Apart from my pathological fear of joining in, I was also away on holiday for a week in January and, as my regular reader will remember, we had our work cut out for us keeping up with the older generation in terms of drinking.
We gave it our best shot obviously.
Apart from that, I also find it hard to fathom why anyone would want to make January even more miserable than it already is.
February is far better for good intentions as far as I’m concerned, when spring is around the corner and the festive excesses have vanished into the distance, leaving a permanent reminder only for those foolish enough to look in a mirror.
But even if I do decide on an abstemious February, I will definitely be doing so alone.

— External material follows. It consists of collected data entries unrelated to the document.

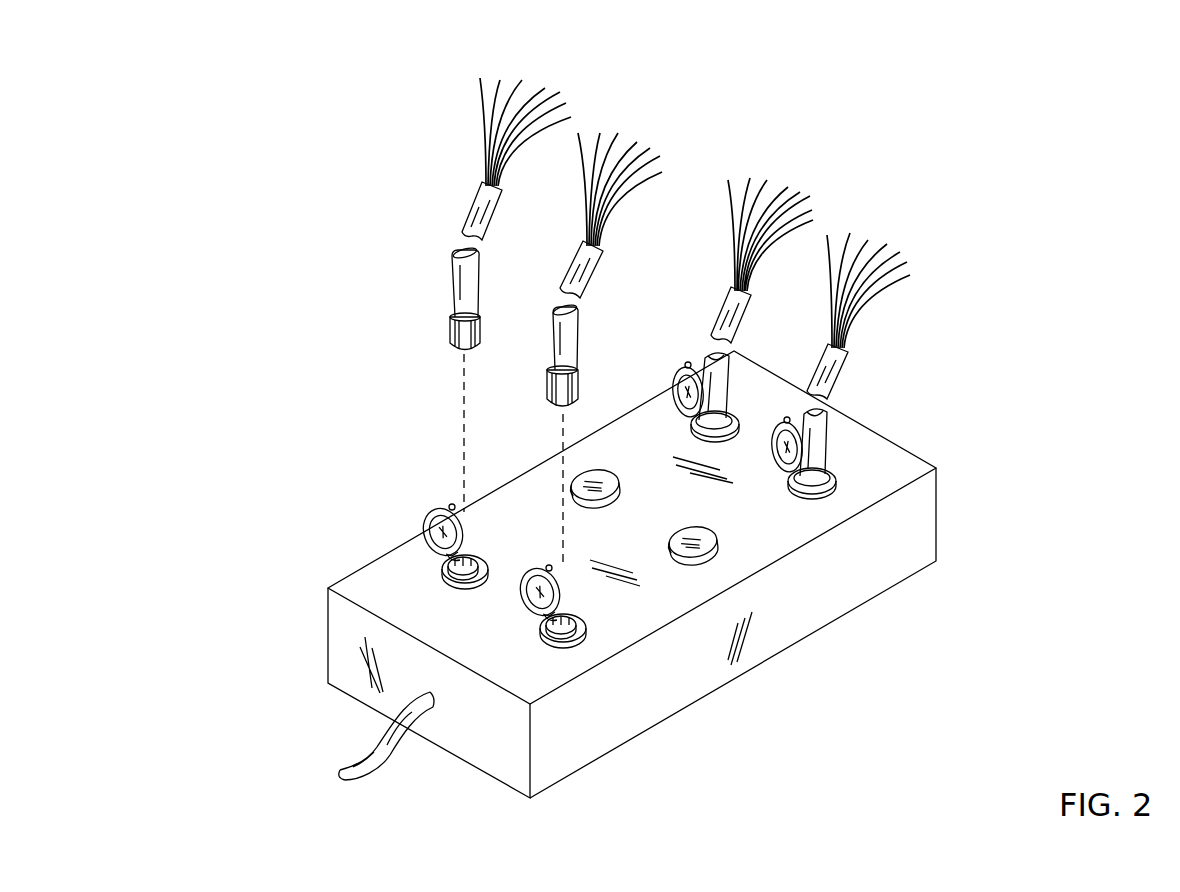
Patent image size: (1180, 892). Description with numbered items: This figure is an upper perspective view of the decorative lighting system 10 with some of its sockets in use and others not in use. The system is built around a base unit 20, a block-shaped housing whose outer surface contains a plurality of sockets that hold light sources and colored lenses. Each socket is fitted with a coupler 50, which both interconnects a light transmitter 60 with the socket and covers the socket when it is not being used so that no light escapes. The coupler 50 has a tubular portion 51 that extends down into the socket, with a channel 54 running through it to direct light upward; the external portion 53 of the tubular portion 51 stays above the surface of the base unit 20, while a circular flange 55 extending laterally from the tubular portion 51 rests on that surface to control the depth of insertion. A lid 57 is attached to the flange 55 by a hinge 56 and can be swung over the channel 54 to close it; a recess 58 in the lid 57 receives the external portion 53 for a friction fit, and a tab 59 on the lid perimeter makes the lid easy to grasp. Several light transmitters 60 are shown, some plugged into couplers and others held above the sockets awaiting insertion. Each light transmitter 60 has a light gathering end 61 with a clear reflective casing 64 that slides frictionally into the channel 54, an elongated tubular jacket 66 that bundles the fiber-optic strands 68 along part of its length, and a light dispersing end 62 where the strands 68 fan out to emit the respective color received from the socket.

The decorative lighting system 10 is at (165, 172).
The base unit 20 is at (922, 527).
The coupler 50 is at (732, 532).
The tubular portion 51 is at (502, 547).
The external portion 53 is at (452, 583).
The channel 54 is at (477, 578).
The circular flange 55 is at (440, 578).
The hinge 56 is at (437, 560).
The lid 57 is at (432, 536).
The recess 58 is at (436, 526).
The tab 59 is at (438, 514).
The light transmitter 60 is at (423, 256).
The light gathering end 61 is at (428, 338).
The light dispersing end 62 is at (464, 150).
The reflective casing 64 is at (452, 333).
The elongated tubular jacket 66 is at (455, 292).
The fiber-optic strands 68 is at (483, 78).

Several well-meaning friends have tried extolling the virtue of slimming clubs to me recently, as I’ve bemoaned the fact many pairs of jeans have shrunk lately.
“It’s brilliant, you get loads of support and encouragement and it’s a great laugh.”

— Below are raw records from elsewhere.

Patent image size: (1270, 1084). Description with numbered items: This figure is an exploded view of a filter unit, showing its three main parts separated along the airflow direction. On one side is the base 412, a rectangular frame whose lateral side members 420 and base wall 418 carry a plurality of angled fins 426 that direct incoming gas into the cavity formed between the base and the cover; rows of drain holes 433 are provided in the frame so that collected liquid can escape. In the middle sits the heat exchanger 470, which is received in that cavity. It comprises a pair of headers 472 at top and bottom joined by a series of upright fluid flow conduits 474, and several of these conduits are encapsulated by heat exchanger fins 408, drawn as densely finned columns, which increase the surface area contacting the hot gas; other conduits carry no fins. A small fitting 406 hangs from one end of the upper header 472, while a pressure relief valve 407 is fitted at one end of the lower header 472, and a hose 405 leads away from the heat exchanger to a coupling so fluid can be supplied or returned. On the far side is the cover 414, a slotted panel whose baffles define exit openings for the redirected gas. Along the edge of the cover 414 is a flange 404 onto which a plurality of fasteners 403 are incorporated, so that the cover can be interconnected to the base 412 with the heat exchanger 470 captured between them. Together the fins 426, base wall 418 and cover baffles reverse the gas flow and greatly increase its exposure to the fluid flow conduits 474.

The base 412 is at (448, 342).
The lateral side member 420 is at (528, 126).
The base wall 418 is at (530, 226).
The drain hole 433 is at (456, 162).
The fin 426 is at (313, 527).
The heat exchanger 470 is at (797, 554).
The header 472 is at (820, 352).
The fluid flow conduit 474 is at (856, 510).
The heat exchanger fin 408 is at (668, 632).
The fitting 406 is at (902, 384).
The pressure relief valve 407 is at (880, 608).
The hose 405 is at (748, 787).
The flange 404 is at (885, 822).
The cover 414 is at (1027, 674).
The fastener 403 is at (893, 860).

I have had similar recommendations regarding various dance-related exercise classes.
Unfortunately, I know from bitter experience that when I’m faced with a room full of people gamely joining in, my cringe radar reaches epic proportions and I find myself physically frozen to the spot.
How to explain to these well-meaning friends that the thought of joining any sort of club brings me out in a cold sweat?
All I know is, this inability to join in has not receded since childhood and even if I had overcome my challenges by now, I am not sure the Tufty Club still exists so there is very little to aim for.
Solitary power walks and reduced portions for me. Just me.